Prose: "we want the getters to behave as real properties"

  Under the hood, this means using defineProperty rather than Object.assign,
  which does not copy accessors.

  [code — translates this technical constraint]

Rewrite, don’t patch

When something forces the document to change — a bug, an oversight, a change of mind, a breaking change in an upstream library, a refactor that obsoletes an earlier choice — the temptation is to add a test and an explanatory paragraph describing the mitigation. This does not restore the narrative — it leaves a visible scar. Instead, rewrite the affected prose section so it reads as if the issue never existed: not a narrative that fixes something, but a narrative that was always correct. The reader’s flow is sacred, and a scar interrupts it just as surely as a detour does — the final artifact should betray no trace of the path that led to it.
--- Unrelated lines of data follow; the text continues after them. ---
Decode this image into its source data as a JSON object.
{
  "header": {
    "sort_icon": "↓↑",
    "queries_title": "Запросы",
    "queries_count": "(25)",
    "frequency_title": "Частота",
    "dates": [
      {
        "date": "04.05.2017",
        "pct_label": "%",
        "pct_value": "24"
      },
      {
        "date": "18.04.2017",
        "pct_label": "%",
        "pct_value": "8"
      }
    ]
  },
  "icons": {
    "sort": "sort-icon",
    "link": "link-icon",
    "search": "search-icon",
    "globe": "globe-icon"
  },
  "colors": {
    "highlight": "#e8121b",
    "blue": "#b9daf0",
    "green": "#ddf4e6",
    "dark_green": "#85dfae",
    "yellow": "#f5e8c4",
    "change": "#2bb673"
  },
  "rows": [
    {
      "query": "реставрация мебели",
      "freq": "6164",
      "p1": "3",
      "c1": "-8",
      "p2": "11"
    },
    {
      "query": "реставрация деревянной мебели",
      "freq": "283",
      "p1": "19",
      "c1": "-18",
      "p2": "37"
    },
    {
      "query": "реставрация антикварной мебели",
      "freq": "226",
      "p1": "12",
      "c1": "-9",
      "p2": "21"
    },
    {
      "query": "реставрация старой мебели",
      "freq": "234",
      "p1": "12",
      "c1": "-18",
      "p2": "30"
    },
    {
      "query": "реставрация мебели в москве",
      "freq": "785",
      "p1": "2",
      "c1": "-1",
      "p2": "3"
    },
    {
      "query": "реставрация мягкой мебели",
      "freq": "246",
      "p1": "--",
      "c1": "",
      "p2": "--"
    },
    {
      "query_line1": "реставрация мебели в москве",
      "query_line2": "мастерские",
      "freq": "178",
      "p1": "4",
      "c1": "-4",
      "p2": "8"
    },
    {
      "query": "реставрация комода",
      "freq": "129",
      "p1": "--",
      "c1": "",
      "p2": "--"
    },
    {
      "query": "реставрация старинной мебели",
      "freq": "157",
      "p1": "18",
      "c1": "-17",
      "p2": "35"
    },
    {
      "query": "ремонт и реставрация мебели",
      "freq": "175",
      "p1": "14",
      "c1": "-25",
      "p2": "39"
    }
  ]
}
The scar is retrospective — a trace of a revision already applied, a debate already settled. Prospective language is different: honest framing of a value still to validate empirically, of an explicit test plan, or of a guard-rail against a tempting wrong path. These are not scars. The distinguishing test is tense: does the sentence describe a fix already made (scar — rewrite), or an open question the reader should know about (caveat — keep)?

Scar — rewrite:
  "initially at 120 mm/s, since revised to 60 mm/s for volumetric flow"

Caveat — keep:
  "clearance at 0.5 mm — to adjust by trial if the real fit is too loose"

Code carries scars too. When reasoning leaves the code — a justification moved to prose, a constraint absorbed into a cleaner design — the code that only carried it leaves as well. An empty body, a one-armed conditional, a vestigial helper: each is a fragment whose work now lives elsewhere. The artifact reads as if neither prose nor code remembered the revision.